Roosegaarde and his team have also figured out how to compress the captured particles into tiny “gemstones” that are then sealed in a resin cube and mounted onto rings and cufflinks. (Each stone is the result of about 1,000 cubic meters of filtered air.)
Partly funded through Kickstarter, the Smog Free Tower took just over two and a half years to develop. Its pilot was unveiled last year in Rotterdam, where Roosegaarde’s design studio is based, but it is to China that it owes much of its existence: Roosegaarde conceived the idea in Beijing in 2013.
“I distinctively remember looking out of my hotel window one day and simply not being able to see anything,” he says. “From one day to the next, the city had disappeared under a thick blanket of smog.”

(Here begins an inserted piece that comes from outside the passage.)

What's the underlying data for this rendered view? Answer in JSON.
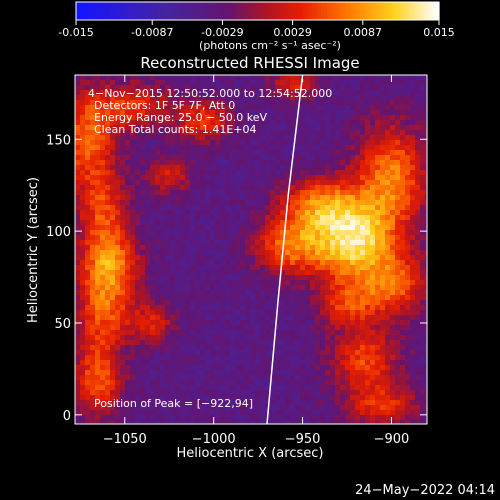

Roosegaarde currently has the backing of China’s Ministry of Environmental Protection, which has asked him to take his project across the country, with four more stops planned after Beijing. The support comes amid the government’s reinforced efforts to tackle pollution, an integral part of China’s 13th Five-Year Plan released last March.
Throughout his tour, Roosegaarde will meet with universities, schools and environmental organizations.
“The goal is not only to offer a local, tangible solution to create clean parks,” he says, “but also setting a new sense of beauty – a clean future – through the sensory experience of clean air.”
Just the beginning
Most of Roosegaarde’s projects are public-oriented and socially conscious. His Smart Highway project, for instance, envisions roads that charge during the day and glow at night, while Waterlicht uses LED technology to show rising water levels.
Such ambitious endeavors aren’t going unnoticed: Studio Roosegaarde just won the Design Innovation Medal at the London Design Festival.
But while Roosegaarde has high hopes for his Smog Free Tower, he knows it’s not a permanent solution.
“Since we installed it in Beijing, the tower has collected daily as much smog as it did over two weeks in the Netherlands,” Roosegaarde says. “This is an issue that can’t be fixed overnight, nor with just one tower. We need a bottom-up effort, with both citizens and governments actively working for change.
“My hope is that one day in 10 or 15 years, we’ll look back at it and find it obsolete. The pressing question is how are we going to get there? This,” he says, pointing at the tower, “is a start.”